|The investigation into the suspected execution of 500 people by police should be conducted by an international panel, the government human rights body says.
|Blood-stained and tattered clothes that were discovered in the expansive Ngong forest where mysterious killings have been reported in the past few months. Photo/HEZRON NJOROGE
A report released yesterday by Kenya National Commission on Human Rights chairman Maina Kiai says the team should be drawn from among police experts in South Africa, Ghana and Rwanda.
“The Kenya police are clearly incapable or unwilling to investigate the matter,” says the preliminary report.
“If the investigations (by the international panel) establish that State sponsored executions, and disappearances have occurred, then those responsible should be identified and brought to justice.”
The commission appealed to people whose relatives have gone missing to report to the organisation. Eleven relatives had lodged complaints at the commission’s headquarters at CVS Plaza in Nairobi after the initial appeal barely two weeks ago.
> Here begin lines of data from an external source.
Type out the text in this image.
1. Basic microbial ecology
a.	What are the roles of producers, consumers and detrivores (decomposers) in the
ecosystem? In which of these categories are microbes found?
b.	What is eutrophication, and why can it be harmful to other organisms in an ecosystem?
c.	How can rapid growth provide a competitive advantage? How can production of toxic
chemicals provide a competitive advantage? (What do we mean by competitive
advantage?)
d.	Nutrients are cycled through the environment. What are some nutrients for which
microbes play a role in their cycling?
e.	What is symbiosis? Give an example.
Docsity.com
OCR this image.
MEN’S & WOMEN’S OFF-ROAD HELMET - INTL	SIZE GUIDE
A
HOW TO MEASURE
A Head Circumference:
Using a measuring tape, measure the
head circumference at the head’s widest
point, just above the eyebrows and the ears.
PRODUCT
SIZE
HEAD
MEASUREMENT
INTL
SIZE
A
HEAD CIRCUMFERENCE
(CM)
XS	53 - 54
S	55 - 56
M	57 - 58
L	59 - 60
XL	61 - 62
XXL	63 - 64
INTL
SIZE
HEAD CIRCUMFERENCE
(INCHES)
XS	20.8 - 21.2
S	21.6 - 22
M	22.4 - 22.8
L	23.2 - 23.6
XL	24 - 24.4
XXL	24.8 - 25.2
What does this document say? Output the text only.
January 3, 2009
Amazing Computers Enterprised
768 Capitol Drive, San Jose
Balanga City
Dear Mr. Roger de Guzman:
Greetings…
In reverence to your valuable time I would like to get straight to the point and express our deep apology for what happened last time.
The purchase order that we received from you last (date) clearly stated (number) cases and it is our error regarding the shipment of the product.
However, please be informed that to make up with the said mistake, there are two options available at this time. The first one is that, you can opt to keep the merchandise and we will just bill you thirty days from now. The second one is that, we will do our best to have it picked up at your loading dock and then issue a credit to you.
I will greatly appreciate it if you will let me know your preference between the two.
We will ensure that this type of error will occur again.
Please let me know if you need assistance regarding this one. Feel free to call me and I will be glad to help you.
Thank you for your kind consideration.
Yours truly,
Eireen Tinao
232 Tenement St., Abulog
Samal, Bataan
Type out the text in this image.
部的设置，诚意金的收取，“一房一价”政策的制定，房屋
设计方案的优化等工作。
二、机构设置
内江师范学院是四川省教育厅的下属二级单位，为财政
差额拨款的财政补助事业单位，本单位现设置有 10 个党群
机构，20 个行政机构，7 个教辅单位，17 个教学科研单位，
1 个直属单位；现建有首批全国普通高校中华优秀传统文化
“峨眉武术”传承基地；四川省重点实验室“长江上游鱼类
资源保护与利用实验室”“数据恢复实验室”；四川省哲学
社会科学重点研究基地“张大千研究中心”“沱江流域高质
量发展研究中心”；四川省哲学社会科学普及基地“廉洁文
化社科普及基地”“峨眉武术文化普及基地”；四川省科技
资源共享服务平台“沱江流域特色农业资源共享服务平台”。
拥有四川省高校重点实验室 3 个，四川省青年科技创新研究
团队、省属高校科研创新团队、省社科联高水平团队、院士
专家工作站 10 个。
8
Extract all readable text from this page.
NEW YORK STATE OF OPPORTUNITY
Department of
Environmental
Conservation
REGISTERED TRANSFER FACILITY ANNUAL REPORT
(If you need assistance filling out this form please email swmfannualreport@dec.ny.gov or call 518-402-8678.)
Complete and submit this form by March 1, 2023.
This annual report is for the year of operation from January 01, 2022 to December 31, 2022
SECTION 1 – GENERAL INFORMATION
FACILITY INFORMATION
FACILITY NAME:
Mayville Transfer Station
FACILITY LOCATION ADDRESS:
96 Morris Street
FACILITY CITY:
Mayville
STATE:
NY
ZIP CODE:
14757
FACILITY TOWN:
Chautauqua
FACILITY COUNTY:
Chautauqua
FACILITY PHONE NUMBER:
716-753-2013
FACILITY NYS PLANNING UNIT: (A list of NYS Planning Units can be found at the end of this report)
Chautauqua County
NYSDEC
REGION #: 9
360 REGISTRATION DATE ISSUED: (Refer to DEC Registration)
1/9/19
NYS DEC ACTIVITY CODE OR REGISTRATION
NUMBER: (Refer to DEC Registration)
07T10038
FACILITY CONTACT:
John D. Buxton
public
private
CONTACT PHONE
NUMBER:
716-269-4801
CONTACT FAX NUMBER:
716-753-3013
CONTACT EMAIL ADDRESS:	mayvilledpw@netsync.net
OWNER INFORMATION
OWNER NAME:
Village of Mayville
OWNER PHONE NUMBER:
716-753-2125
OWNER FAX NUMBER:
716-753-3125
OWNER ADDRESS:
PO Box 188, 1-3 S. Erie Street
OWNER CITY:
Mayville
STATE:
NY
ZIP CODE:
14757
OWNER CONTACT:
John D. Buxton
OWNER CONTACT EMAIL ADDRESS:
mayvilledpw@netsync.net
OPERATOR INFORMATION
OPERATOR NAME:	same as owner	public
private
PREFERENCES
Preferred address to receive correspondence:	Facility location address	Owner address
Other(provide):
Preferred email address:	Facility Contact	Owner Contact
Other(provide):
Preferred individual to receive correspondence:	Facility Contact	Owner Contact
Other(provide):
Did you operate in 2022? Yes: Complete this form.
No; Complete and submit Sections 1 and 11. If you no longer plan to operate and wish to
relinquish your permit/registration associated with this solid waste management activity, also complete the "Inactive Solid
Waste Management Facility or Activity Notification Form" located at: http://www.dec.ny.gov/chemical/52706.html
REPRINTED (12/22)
The human rights officials are promising that information received will be treated in confidence to protect complainants.
If the independent investigations fault the police, the commission also wants reparations granted to the families of the victims.
The report says that only 229 bodies of the suspected victims of executions have been accounted for.
Between June and October, 454 bodies were taken by police to the City Mortuary and booked as unknown. All had gunshot wounds.
Nineteen others were booked at the Naivasha and Machakos hospital mortuaries.
The commission accuse police of failing to carry out proper investigations since the first were was reported in June.